The film, Quest for a Legend, is made by Research Engineers Pvt Ltd, a 100 per cent subsidiary of Research Engineers Inc, an American firm.

The film is being produced by Amrit K Das, chairman and CEO of the company, and the film is being directed by Biplab Chatterjee, a noted Bengali film villain.

The film is based on Sanjivani Legend, a story by Kelly Groenveld, Santanu Das and Sharmi Das.

According to the story, the sanjivani is a special plant that produces a life-saving drug believed to cure cancer. As the narrative unfolds, we discover an American widower arriving in Calcutta to fetch this magic plant to cure his six-year-old son of cancer. For a guide, he has a dusky Indian beauty. She leads him to Jaldapara, in north Bengal, where he meets a doctor who has extracted a life-saving drug from this herb.

But then the foreigner is accused of using the herb to extract toxic chemicals for biological warfare on behalf of an unnamed international organisation. And so he refuses to help the American...

Going by sneak shots of the film screened at a press conference in Calcutta, it is Oriental exotica made for Occidental consumption. Besides steamy smooching scenes, there's also a Santhali song-and-dance sequences to add rustic flavour. The lush green landscape and wildlife of north Bengal has been used to good effect too.

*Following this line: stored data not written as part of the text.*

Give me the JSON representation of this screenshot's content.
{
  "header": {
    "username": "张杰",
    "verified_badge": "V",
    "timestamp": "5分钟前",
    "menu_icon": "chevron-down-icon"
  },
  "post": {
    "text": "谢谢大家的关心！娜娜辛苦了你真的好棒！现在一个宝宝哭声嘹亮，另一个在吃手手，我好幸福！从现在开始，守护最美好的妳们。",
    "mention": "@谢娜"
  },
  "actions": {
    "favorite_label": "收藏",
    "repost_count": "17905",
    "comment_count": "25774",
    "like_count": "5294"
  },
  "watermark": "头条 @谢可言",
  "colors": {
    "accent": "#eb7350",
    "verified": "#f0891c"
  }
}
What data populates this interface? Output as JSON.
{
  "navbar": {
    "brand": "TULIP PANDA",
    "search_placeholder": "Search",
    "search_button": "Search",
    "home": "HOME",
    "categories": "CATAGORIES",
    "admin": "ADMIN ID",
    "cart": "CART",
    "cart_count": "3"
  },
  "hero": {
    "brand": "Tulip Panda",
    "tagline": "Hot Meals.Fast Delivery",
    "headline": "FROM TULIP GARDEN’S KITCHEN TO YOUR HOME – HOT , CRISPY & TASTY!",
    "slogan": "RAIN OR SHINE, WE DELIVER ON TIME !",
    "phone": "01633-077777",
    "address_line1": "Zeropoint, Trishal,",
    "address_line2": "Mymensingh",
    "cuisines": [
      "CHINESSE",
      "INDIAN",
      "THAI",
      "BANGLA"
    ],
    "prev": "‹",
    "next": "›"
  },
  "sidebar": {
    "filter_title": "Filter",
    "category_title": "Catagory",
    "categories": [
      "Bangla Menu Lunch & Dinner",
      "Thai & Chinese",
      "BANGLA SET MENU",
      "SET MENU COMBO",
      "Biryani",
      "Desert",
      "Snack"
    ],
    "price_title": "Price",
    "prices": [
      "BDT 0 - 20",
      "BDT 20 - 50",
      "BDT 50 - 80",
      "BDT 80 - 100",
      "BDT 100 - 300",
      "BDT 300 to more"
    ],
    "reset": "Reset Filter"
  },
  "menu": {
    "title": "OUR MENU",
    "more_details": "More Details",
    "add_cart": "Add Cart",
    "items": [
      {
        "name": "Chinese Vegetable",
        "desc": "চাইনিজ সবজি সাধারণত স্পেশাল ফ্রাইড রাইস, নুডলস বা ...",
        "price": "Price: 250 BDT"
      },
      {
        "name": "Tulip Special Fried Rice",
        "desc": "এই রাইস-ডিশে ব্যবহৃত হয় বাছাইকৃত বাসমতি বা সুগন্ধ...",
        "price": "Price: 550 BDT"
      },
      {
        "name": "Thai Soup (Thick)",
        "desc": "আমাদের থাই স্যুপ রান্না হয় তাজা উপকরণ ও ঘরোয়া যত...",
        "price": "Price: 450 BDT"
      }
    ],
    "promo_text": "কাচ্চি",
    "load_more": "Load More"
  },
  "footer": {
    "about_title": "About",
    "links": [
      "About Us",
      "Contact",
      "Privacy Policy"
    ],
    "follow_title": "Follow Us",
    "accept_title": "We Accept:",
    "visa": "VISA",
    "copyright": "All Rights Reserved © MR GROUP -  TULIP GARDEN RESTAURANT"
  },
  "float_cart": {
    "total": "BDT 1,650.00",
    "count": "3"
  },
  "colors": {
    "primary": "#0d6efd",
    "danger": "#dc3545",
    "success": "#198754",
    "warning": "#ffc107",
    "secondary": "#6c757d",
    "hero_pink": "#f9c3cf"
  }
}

Produced under the banner of Ruby Pictures, the film stars newcomers Geoffrey Broderick and Anusha Singh in the romantic lead. They get able support from Pallavi Chatterjee, Arjun Chakravorty and others.

Cinematography is by Soumyendu Roy, but the film is a little too sharp in focus, a little too pronounced in terms of brightness, contrast and colour.

"Celluloid has its own form, its own language and its own chemistry. It offers the camerman greater scope for experimentation than digital shooting ever will," said Roy, who learnt the technology late in his career.

But Das, eager to push the new technology, is quick to object.

"We can diffuse the sharpness through hi-tech software and create output that looks exactly like celluloid reproductions," he says. Currently, the technology is expensive because of the cost of transferring to film. But the final product is more durable than film, is cost-effective in the long run and can be reproduced umpteen number of times without loss, Das pointed out.

Research Engineers Inc, the American company behind the whole effort, makes and distributes software products for the engineering and entertainment industry across the world.

"We have already established a working relationship with studios like Disney, Warner Brothers, Universal, etc in connection with the animated version of Mighty Kong and Kong 2000," Das said.

But does fine connections make Quest for a Legend a great film? With only 75 per cent of it complete, guess it's still a little early to tell.